Future Greats

When I first encountered Dan Miller’s work, he was producing a number of sculptures and small collages for a forthcoming show at artist led space +44 141, in Glasgow. One of these meticulously assembled works on paper, Camouflage Structure (2007), contains a disruptive pattern incorporating two faun like figures, one slightly increased in scale as though magnified along an axis bisecting the image.

The figures’ awkward duplication presents us with a complex visual cipher, suggesting the possibility that the same form might also constitute its accompanying camouflage. Miller frequently produces and reproduces facsimiles of his own and appropriated works. In Still Life (2008) he takes two ‘paint your own’ canvases, working simultaneously on both, mark for mark, carryingout a chain of exercises to create ‘twinned’ paintings rather than a diptych. These codes of mirroring, repetition and disguise emphasise a function of reading that exists between the production and reception of an artwork, a process defined by encryption and deciphering – one that inevitably presents a potential gap in communication between artwork and viewer.

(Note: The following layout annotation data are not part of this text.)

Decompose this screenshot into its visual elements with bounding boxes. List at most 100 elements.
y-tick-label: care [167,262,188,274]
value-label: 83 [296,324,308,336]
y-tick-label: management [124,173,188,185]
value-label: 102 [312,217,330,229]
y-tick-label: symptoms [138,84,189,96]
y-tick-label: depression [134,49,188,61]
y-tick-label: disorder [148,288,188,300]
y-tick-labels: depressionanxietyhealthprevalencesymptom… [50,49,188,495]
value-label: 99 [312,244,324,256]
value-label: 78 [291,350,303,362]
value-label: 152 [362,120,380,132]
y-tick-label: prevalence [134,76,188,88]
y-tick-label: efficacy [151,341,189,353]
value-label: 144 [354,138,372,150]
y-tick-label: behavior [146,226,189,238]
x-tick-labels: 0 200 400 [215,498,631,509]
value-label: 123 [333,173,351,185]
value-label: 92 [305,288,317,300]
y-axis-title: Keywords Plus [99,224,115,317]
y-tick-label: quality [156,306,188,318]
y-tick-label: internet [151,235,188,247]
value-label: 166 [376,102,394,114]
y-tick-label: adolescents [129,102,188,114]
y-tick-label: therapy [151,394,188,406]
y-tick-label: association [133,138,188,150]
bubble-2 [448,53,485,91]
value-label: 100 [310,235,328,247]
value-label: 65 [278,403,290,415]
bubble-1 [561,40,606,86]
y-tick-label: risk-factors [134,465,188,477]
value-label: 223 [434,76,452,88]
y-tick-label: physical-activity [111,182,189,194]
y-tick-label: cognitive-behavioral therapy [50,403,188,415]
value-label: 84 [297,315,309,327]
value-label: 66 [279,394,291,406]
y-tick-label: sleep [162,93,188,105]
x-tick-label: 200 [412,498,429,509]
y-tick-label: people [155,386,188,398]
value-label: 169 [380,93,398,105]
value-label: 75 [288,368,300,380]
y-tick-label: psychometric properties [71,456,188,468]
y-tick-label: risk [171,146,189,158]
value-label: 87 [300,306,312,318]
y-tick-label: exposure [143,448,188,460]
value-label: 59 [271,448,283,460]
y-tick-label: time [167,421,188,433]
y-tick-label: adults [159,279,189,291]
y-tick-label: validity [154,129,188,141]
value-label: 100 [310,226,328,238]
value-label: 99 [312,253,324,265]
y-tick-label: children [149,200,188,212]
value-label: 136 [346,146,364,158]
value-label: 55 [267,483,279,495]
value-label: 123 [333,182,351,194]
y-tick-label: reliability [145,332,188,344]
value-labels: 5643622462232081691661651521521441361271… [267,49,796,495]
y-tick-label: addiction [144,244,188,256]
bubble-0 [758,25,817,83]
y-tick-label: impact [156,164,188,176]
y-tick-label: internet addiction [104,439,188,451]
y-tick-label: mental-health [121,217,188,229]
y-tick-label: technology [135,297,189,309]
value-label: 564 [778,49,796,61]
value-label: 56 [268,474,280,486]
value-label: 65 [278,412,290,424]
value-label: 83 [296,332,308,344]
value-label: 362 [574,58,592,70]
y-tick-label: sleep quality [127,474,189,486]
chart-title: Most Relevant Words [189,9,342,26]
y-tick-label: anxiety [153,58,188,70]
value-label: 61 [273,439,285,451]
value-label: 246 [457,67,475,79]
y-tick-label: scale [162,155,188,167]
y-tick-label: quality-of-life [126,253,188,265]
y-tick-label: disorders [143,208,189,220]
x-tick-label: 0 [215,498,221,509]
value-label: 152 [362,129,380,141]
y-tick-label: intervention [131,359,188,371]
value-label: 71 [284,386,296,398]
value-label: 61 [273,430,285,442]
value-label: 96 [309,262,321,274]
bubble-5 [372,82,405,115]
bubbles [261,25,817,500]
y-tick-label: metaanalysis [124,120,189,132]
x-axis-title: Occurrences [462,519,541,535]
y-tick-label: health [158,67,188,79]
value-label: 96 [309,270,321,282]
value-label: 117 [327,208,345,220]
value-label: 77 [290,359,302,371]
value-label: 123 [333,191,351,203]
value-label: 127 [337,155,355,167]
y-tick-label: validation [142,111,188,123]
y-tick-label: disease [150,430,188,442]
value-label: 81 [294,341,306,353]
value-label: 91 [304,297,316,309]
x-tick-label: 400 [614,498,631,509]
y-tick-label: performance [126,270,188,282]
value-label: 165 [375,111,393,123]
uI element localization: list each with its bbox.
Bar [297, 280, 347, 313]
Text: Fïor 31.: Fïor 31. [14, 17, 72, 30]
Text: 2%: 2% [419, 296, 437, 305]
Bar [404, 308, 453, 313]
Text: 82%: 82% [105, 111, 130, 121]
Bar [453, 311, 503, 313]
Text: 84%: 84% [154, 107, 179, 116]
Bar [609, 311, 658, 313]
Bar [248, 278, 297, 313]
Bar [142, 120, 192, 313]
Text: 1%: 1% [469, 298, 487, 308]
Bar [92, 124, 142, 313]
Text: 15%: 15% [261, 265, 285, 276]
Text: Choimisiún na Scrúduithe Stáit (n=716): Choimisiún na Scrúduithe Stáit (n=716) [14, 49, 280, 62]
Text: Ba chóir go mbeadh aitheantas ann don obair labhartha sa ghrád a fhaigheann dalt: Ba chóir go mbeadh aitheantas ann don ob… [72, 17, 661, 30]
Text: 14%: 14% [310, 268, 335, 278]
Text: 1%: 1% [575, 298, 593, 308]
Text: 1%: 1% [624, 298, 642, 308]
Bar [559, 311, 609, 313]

His recent works, Composition in Three Parts, Untitled and Blue Angel I & II (all 2010),produced during a CPH AIR residency in Copenhagen, further emphasise Miller’s revealing of the ‘void’ within, or beyond, the painted plane. Drawing from the design motifs used in the branding of the Aldi supermarket chain, which in turn reference Concrete art and De Stijl, Miller develops a series of geometric patterns floating upon a complex framework of lines, the grid providing a skeletal underpinning for pictorial and chromatic arrangement.

Much like Miller’s earlier collages, these works coax the viewer to consider the space beyond the image, where tessellating patterns converge to form an infinite motif.